I just walked to a meeting across the city, and back again! 6 miles! YAY!
I dunno if 'normalisation' is the best way to think about this issue with cultural perceptions of weight. I'm not denying it's a problem (I think Lolla was trying to help!), I just dunno whether it's as primary an issue as it might seem. At the back of my mind here, I'm a bit disturbed by people praising me for recognising I have a problem, because I don't think I really deserve that praise. I mean, it's lovely and supportive of y'all, don't get me wrong, but I really feel like a bit of a charlatan lapping it up. 
Let me put it this way. Based on my own failure to maintain a healthy weight, and my mindset in the time during which I gained radical amounts of weight (which is another way of saying "based on my experience of being a fattie"!!) the issue is less normalisation than headspace. If you have a whole bunch of shit kicking off in your life and you are the kind of person for whom food is comforting, it is easy to overeat. (I think it's also easy, in such circumstances, to start severely controlling food intake in various ways if you are the kind of person who finds that comforting instead! Neither is mentally healthy.) It is especially easy to overeat in bad circumstances if you don't have the resources to cook healthy food or are reliant on cheap food or on takeaways and ready-prepared food because you don't have any cooking facilities, or you don't have adequate cooking facilities. (I didn't have a kitchen for 4 months - or any space to cook in, due to building work!)

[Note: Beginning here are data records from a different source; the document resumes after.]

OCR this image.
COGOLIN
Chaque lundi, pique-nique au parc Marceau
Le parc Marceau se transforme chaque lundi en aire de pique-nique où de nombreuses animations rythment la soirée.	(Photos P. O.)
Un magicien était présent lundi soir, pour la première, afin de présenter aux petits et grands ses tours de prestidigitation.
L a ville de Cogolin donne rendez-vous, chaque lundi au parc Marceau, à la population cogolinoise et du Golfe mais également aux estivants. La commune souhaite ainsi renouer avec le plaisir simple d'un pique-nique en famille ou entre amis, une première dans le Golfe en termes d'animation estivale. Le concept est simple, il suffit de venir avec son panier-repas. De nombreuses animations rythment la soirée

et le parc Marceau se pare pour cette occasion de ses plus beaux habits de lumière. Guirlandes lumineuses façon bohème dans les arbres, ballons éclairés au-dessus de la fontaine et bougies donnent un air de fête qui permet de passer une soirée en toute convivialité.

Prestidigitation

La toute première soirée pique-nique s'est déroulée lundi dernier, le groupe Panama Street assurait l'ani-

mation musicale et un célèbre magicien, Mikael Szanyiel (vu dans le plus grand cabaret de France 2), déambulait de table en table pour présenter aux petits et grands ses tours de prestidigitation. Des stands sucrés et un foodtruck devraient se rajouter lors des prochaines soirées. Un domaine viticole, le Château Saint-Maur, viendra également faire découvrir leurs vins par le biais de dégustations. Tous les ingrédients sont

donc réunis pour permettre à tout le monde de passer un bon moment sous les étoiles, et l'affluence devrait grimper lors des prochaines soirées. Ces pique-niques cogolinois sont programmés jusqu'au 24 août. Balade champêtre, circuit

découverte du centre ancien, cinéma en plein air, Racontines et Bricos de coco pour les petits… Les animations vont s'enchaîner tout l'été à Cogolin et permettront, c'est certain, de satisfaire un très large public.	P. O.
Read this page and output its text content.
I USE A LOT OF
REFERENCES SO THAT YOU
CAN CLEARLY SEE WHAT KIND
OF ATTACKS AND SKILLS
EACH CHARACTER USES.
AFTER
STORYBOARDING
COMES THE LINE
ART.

To diet - to commit to any goal - takes energy, and maintaing that energy takes some degree of stability. I'm able to face my weight issue head-on only because I'm basically very lucky. I'm at a positive point in my life right now where I have headspace, a reasonably stable environment, a supportive partner, and resources of time/money to invest (I have private counselling for abuse as a child, which has helped me to reach a place where I can do things like this, and I'm acutely aware of the number of people on NHS waiting lists who can't afford such a luxury). What I'm trying to say is that it is only as a result of this whole constellation of stuff, I'm able to face this problem head-on. I think it would have been very hard for me to do the same thing six months ago, when I was covered in dust and freezing cold and living on a building site. 
Another way of putting this: it is about will power, but there are sets of circumstances that make it much, much easier to sustain that drive, and sets of events that make it very difficult indeed.
Disclaimer (once again): I am no expert on any of this stuff - witness the marker on the scales!- but I reckon that encouraging people to care for themselves in whatever way they feel able is probably the right way forward. It's basically like FlyLady, but instead of shining your sink to remind yourself that you can tackle your entire house if you take it small step by small step, you do something small to remind yourself that YOU ARE AWESOME AND CAN DO THIS!
Raising a virtual
to all those in the same boat. Let's get fitter, healthier and happier.